Koror, Palau – The Palau Senate passed the Fiscal Year (FY) 2024 Supplemental Budget bill on its second reading by a narrow 7-6 margin. Notably absent from the Senate’s version were provisions codifying loan conditions set by the Saudi Development Fund (SDF) should Palau choose to borrow from them.
The originally proposed loan terms included diplomatic immunity for SDF employees, confidentiality of loan documents, and exemption from the Open Government Act. The Senate, however, recommends addressing these points through a separate congressional resolution.
Earlier this month, President Surangel Whipps Jr. submitted a draft resolution to the Olbiil era Kelulau (OEK), Palau’s bicameral legislature, seeking authorization to secure a $15 million, 2.5% interest rate loan from the SDF. These funds would then be sub-loaned to the National Development Bank of Palau (NDBP) for development projects.

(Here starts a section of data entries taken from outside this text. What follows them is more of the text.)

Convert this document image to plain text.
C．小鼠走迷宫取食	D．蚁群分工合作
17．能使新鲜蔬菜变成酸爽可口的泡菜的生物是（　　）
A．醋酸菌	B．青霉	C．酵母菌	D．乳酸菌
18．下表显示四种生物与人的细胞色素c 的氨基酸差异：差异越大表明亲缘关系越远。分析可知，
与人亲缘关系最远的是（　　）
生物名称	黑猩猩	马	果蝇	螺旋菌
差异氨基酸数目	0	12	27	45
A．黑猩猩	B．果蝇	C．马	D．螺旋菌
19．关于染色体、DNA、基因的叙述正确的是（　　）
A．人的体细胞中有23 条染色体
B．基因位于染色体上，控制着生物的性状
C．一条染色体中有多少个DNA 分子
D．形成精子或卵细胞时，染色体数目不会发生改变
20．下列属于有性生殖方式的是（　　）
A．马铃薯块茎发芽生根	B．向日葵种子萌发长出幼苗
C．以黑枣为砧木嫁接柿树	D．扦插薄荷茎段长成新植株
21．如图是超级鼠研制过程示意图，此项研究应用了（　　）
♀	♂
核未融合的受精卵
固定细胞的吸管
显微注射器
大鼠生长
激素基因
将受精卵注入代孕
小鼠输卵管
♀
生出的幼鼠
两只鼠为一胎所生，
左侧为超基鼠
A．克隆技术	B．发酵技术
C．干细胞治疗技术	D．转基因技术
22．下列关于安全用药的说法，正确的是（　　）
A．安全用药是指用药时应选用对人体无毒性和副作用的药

President Whipps has publicly advocated for the SDF loan, citing its fixed interest rate and focus on programs like housing, where homeowners would shoulder the repayment burden rather than the government. He contrasted this with existing loans from Mega Commercial Bank of Taiwan, which currently charge a fluctuating rate based on the U.S. Federal Reserve’s SOFR (Secured Overnight Financing Rate).
He said the conditions were standard terms of the Saudi Development loans to protect the company’s employees while they discharged their duties related to the loans.
The President’s draft resolution initially sought OEK’s authorization to negotiate and obtain the loan. The House of Delegates, however, attached the SDF loan conditions as riders to the supplemental budget bill. The Senate subsequently removed this language, asserting it should be addressed within a dedicated resolution.